In de gezondheidstest kregen medewerkers een bloedtest, waarin cholesterol en suikerwaardes gemeten worden. Indien noodzakelijk volgde daarna een gesprek met de huisarts. Er is bewust gekozen voor de inzet van een huisarts en niet de bedrijfsarts. Een huisarts zegt iets over “jou” als medewerker en niet over “jou” in je werk. Er ontstond hierdoor gelijk een positieve vibe op het werk. Onderlinge vergelijkingen van “hoe oud ben jij nu eigenlijk?” waren het gesprek van de dag. Zo konden beginnende klachten bij medewerkers snel herkend worden, bijvoorbeeld diabetes, obesitas, hoge bloeddruk. Hartklachten en hoge bloeddruk kan gerelateerd zijn aan werkdruk en is dus belangrijk om te herkennen en op te kunnen pakken. Ericsson zelf had geen inzicht in wie welke klachten had, mensen zijn indien nodig door de huisarts doorverwezen. Deze mensen zijn nu bewust van hun situatie en kunnen zelf actie ondernemen. Ericsson organiseerde dit samen met de collectieve zorgverzekeraar die hier ook budget voor beschikbaar stelde.

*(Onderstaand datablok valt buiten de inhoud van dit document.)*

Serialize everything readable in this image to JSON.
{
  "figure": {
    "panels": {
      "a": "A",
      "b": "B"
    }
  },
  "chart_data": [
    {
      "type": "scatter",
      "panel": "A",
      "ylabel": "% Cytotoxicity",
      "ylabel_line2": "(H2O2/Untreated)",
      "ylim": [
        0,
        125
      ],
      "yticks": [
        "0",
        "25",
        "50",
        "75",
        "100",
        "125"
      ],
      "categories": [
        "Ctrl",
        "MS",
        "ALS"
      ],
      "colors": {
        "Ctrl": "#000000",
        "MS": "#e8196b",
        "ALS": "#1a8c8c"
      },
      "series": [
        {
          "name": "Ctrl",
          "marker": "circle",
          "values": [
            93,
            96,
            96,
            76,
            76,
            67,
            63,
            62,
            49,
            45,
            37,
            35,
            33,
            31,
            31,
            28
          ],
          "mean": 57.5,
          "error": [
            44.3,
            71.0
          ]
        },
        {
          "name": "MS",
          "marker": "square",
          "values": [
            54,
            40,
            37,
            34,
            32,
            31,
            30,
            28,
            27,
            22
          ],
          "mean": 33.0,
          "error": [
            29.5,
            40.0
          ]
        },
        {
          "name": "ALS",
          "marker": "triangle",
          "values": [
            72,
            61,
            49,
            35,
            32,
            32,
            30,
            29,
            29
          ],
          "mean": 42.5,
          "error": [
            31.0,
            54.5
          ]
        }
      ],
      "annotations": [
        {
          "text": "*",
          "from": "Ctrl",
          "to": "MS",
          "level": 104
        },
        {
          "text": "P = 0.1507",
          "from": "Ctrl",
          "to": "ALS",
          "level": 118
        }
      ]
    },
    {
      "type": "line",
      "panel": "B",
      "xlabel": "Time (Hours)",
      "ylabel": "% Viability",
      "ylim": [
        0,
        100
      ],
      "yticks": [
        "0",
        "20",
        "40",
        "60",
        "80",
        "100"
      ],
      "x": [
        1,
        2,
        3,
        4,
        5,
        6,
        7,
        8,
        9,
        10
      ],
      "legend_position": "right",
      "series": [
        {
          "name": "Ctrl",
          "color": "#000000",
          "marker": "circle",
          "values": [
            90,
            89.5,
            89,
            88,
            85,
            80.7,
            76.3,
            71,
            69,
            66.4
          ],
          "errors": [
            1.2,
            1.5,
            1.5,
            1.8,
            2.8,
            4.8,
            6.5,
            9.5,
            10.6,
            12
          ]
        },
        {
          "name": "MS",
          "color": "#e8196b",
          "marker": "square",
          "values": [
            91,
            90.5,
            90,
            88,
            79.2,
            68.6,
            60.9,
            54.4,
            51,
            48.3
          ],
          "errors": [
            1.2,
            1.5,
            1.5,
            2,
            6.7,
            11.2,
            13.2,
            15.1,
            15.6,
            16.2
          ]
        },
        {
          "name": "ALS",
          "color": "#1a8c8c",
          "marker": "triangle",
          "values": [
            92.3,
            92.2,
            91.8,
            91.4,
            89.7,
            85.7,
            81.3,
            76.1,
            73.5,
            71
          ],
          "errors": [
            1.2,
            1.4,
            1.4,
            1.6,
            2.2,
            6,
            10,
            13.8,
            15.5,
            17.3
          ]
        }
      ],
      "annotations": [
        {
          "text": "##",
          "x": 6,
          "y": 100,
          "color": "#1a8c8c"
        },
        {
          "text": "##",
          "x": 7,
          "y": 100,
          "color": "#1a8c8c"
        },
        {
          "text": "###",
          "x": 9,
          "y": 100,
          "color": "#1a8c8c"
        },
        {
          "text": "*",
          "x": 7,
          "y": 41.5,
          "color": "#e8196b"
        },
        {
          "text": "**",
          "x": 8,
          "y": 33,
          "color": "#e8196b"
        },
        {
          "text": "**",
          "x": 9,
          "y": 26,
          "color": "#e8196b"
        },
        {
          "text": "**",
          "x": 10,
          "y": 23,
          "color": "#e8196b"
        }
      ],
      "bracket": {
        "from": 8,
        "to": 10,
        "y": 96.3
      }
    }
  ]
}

Ook werden er massaal fitbits verstrekt en er ontstond een interne competitie “beweeg je wel voldoende?” Medewerkers zijn zich nu meer bewust dat de verantwoordelijkheid voor gezondheid bij jezelf ligt en zijn er veel actiever mee bezig.

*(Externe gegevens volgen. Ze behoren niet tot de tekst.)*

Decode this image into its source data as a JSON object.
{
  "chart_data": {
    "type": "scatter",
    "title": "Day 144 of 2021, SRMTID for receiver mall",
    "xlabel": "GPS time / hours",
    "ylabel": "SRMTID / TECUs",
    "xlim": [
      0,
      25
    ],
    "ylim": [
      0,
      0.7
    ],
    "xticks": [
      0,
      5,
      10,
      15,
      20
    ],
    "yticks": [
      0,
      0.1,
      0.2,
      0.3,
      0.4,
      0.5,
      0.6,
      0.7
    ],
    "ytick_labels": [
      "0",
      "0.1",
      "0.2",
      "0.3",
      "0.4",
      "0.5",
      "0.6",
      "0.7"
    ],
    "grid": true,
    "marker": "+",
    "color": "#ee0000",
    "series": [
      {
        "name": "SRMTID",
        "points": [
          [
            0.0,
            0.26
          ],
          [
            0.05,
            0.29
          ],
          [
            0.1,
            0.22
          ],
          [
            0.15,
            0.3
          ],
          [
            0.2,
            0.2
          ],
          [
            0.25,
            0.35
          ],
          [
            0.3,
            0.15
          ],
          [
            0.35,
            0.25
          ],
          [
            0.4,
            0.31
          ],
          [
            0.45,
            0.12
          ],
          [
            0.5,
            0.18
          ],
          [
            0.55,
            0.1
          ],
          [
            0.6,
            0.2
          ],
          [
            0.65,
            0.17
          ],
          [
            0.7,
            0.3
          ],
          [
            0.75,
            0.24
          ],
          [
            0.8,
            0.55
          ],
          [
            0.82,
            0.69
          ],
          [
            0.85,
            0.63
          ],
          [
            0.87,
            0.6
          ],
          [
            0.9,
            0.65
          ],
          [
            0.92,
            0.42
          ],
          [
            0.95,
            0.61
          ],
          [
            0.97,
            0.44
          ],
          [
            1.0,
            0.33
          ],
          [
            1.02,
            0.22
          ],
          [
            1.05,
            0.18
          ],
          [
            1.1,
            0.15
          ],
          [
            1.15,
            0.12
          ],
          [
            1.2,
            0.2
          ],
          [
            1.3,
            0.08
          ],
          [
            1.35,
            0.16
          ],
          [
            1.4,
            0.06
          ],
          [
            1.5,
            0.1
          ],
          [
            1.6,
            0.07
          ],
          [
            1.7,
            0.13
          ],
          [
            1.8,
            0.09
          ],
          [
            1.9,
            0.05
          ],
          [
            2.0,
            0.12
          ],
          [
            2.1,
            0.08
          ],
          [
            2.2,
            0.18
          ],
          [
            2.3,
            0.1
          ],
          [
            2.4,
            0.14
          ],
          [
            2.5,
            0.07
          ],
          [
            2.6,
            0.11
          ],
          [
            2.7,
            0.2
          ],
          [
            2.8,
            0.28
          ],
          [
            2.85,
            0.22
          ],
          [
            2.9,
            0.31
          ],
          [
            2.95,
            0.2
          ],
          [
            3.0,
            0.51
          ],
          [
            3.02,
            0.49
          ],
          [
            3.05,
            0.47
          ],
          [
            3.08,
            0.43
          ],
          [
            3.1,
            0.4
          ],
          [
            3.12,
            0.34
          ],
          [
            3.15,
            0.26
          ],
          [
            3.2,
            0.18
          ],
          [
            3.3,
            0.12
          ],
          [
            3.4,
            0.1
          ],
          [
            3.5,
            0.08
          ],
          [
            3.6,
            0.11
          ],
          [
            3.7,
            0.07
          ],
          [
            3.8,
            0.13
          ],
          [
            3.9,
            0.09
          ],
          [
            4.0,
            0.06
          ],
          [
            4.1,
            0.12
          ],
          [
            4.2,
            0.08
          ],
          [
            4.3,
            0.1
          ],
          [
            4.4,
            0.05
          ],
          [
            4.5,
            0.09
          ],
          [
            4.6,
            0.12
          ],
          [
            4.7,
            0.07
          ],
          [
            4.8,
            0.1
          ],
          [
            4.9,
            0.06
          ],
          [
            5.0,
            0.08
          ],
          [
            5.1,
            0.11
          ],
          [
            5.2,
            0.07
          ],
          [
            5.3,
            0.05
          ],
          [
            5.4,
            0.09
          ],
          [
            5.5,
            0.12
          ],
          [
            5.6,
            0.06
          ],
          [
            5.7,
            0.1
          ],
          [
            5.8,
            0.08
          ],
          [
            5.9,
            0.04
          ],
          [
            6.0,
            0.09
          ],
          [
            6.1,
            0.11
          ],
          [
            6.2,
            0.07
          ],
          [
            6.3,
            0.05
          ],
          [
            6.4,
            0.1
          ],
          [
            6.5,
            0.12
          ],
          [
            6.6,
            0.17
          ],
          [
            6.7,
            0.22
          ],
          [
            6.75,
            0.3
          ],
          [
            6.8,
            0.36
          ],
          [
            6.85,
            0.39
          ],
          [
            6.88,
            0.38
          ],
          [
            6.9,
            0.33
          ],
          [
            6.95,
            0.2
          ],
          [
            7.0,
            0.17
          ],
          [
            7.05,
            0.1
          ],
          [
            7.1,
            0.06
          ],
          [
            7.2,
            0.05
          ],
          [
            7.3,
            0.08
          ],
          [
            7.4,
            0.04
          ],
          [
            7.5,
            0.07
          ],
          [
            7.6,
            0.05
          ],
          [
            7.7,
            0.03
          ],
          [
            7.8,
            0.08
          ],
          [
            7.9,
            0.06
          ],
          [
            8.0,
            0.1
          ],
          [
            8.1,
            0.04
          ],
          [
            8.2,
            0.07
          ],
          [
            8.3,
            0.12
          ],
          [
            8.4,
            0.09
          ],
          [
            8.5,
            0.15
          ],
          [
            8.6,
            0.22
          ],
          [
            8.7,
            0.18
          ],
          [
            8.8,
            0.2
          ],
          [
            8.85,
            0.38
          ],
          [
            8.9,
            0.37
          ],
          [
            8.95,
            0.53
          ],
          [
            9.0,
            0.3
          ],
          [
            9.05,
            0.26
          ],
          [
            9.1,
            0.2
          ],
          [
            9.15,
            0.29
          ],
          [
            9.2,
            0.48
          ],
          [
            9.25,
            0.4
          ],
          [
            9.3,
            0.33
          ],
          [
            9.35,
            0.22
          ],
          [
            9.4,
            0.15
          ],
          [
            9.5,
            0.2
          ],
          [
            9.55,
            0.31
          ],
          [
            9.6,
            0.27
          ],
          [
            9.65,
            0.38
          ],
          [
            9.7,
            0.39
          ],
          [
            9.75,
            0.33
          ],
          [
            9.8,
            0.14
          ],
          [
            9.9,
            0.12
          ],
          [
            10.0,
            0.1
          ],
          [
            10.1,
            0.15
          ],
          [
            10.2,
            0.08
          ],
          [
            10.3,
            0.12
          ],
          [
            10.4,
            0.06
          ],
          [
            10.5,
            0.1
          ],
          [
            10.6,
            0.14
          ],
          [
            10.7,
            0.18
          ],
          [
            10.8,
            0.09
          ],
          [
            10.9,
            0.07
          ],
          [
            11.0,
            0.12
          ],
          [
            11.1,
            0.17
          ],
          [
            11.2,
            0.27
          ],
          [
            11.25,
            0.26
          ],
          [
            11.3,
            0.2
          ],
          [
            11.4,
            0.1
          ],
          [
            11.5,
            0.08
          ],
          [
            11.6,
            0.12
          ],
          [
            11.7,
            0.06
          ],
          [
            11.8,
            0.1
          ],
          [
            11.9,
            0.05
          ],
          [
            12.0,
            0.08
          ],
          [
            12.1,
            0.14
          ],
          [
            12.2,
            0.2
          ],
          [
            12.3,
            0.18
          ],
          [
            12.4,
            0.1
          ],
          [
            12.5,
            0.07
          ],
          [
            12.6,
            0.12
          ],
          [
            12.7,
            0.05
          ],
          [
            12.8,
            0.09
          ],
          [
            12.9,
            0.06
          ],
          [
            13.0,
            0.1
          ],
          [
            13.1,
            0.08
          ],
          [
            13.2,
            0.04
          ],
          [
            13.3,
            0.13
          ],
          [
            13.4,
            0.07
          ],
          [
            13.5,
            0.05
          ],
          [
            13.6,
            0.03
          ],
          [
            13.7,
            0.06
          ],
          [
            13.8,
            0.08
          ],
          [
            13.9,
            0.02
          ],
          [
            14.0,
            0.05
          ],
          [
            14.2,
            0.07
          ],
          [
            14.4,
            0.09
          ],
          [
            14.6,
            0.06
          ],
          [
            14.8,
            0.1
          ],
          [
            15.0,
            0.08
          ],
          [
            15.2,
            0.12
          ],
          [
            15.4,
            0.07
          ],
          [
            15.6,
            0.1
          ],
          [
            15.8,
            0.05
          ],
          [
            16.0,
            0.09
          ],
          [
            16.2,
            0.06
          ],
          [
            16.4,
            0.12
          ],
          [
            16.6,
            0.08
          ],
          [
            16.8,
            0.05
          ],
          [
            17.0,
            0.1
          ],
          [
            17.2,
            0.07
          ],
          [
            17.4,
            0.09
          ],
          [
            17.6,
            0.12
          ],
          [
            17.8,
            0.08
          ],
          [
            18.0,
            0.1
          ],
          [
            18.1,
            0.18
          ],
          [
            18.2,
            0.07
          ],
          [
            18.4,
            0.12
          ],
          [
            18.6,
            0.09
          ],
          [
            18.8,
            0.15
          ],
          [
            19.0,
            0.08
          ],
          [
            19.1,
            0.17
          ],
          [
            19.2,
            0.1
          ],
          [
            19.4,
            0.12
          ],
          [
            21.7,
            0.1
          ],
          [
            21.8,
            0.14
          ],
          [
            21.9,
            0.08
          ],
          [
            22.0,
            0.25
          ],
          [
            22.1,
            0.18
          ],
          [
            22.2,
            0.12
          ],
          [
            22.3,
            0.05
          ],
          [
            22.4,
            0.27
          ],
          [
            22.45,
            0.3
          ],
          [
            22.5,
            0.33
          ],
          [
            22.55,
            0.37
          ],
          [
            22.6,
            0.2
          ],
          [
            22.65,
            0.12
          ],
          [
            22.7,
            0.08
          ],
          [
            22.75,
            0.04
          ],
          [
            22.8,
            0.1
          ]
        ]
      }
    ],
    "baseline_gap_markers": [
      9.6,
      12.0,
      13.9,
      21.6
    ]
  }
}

Demotie is geen taboe meer
Bij Ericsson wordt er ook over gesproken als het werk moeilijker wordt. Met het stijgen van de leeftijd ervaren sommige medewerkers dat het (steeds sneller) ‘aanpassen’ aan nieuwe technologie lastiger wordt. Waarom zou het niet mogelijk zijn om dan een stapje terug te doen? Bij Ericsson betekent dit ook een stapje terug in salaris. Mensen zijn zelf verantwoordelijk voor hun eigen carrière en alle opties zijn daarin bespreekbaar. De interne job portal kan voor medewerkers het inzicht vergroten in wat de mogelijkheden kunnen zijn. Bij Ericsson stellen ze de medewerker de vragen: hoe blijf jij goed, gezond en fit aan het werk? Wat heb jij nodig om fluitend naar je werk te gaan? Zijn er belemmeringen t.a.v. je werk? Dat is een hele beweging. Voorheen lagen deze vragen vooral bij de werkgever.
Andere vormen van leren
Ericsson past ander vormen van leren toe. Niet meer klassikaal, maar middels e-learning modules. Zo ben je snel op de hoogte van de laatste ontwikkelingen, kun je je eigen tempo aanhouden en zelf bepalen in welke onderwerpen je je wilt verdiepen. Tijdens werktijd mag je leren, daar kijkt niemand meer vreemd van op.
Ziet Ericsson al vooruitgang? Daarvoor zijn ze nog te kort bezig, geeft Loet aan. Het ziekteverzuim bij Ericsson is altijd al onder het landelijk gemiddelde geweest. Dus daar zien ze geen verbetering. De maatregelen zijn vooral bedoeld om de bewustwording en het inzicht te vergroten om iets te doen aan mogelijke verminderde inzetbaarheid, klachten en uitval in de toekomst.